Flickering Lights

Published by Electrotek Concepts, Inc., PQSoft Case Study: Flickering Lights Wiring and Grounding Case Study, Document ID: PQS0403, March 30, 2004.

Abstract: This case study concerns a residential electrical system. The homeowners were experiencing light flicker when loads were energized and de-energized in their home.


Residential electric systems are served from single-phase transformers employing a spilt secondary winding, often referred to as a single-phase 3-wire system. This type of transformer is used to deliver both 120 volt and 240-volt single-phase power to the residential loads. The primary of the transformer is often served from a 12kV to 15kV distribution system by the local utility. Figure 1 illustrates the concept of a split phase system.

Figure 1 – Residential Split-Phase Electric Service

When this type of service is operating properly, 120 volts can be measured from either leg to the neutral conductor. Due to the polarity of the secondary windings in the transformer, the polarity of each 120-volt leg is opposite the other, thus allowing a total of 240 volts between each leg as illustrated. The proper operation of this type of system is dependent on the physical connection of the neutral conductor or center tap of the secondary winding. If the neutral connection is removed, 240 volts will remain across the two legs, but the line to neutral voltage for either phase can be shifted, causing either a low or high voltage from line to neutral.

Most loads—lighting, televisions, microwaves, home electronics, etc.—in a residential dwelling are operated from 120 volts. However, there are a few major loads that incorporate the use of the 240 volts available. These loads include electric water heaters, electric stoves and ovens, heat pumps, etc.

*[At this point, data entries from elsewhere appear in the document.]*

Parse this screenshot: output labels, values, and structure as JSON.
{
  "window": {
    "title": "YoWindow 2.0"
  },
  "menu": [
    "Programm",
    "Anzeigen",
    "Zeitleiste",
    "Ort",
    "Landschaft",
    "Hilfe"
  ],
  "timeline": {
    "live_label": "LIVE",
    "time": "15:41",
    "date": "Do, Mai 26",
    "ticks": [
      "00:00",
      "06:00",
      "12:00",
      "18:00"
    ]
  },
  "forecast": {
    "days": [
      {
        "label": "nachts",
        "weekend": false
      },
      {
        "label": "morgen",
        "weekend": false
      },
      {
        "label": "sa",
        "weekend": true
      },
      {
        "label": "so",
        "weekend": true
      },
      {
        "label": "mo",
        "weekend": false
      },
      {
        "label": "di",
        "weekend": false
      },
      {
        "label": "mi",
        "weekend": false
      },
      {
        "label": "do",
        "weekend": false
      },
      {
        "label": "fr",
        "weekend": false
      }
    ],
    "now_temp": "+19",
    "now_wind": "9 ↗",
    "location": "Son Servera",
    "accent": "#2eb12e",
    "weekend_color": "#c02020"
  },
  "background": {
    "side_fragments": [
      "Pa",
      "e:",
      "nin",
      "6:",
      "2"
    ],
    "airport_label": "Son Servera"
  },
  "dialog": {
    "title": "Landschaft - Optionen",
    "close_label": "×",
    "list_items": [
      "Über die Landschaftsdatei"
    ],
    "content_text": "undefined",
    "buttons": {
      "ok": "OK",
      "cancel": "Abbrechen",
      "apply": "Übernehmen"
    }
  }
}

In this case, there were problems in the residence that caused the homeowner to question the integrity of the power system serving his home. On occasion, the lights would flicker erratically when the washing machine and dryer were operating at the same time. When large single-phase loads were operated, low power incandescent light bulb intensity would flicker.

Measurements were performed at several 120-volt outlets throughout the house. When the microwave was operated, the voltage at several of the 120-volt outlets would increase from 120 volts nominal to 128 volts. The voltage would return to normal after the microwave was turned off. The voltage would also increase when a 1500-Watt space heater was operated. It was determined that the voltage would decrease to approximately 112 volts on the leg from which the large load was served. After the measurements confirmed suspicions of high and low voltages during heavy load operation, finding the source of the problem was the next task at hand.

The hunt began at the service entrance to the house. A visual inspection was made of the meter base & socket after the meter was removed by the local utility. It was discovered that one of the neutral connectors was loose. While attempting to re-tighten this connector, the connector fell off of the meter socket into the bottom of the meter base (see Figure 2). Could this be the cause of the flickering voltage? Let’s examine the effects of the loose neutral connection.

Figure 2 – Photograph of Meter Base

Figure 3 and Figure 4 will be referred to several times during this discussion. Under normal conditions with a solid neutral connection (Figure 3), load current flows through each leg and is returned to the source through the neutral conductor. There is very little impedance in either the hot or the neutral conductor; therefore, no appreciable voltage drop exists.

When the neutral is loose or missing, a significant voltage can develop across the neutral connection in the meter base, as illustrated in Figure 4. When a large load is connected across Leg 1 to N and the other leg is lightly loaded (i.e. Leg 1 to N is approximately 10 times the load on Leg 2 to N), the current flowing through the neutral will develop a voltage across the loose connection. This voltage is in phase with the voltage from Leg 1 to N’ (see Figure 4) and the total voltage from Leg 1 to N will be 120 volts. However, the voltage supplied to any loads connected from Leg 2 to N’ will rise to 128 volts, as illustrated in Figure 4. The total voltage across the Leg 1 and Leg 2 must remain constant at 240 volts. It should be noted that the voltage from Leg 2 to N will be 120 volts since the voltage across the loose connection is 180 degrees out of phase with the Leg 2 to N’ voltage.

Therefore, with the missing neutral connection, the voltage from Leg 2 to N’ would rise causing the light flicker. This explains the rise in voltage when a large load was energized on the system.

Figure 3 – Diagram Illustrating the Effects of Solid Neutral Connection
Figure 4 – Diagram Illustrating the Effects of Loose Neutral Connection

The solution in this case was simple – replace the failed connector.


Over time the neutral connector had become loose. This loose connection caused heating, which in turn caused the threads on the connector to become worn, and the connector failed. After replacing the connector in the meter base, the flickering light phenomena disappeared.

On systems of this type, if a voltage rise occurs when loads are energized; it is a good indication that the neutral connection may be loose or missing.

IEEE Standard 1100-1999 – Power and Grounding Electronic Equipment
IEEE Standard 142-1991 – Grounding of industrial and Commercial Power Systems
The National Electric Code (NEC) – Current Revision

Neutral: A system or circuit conductor that is intentionally grounded. Also known as the “grounded” conductor.
KV: One kV is equal to one thousand volts.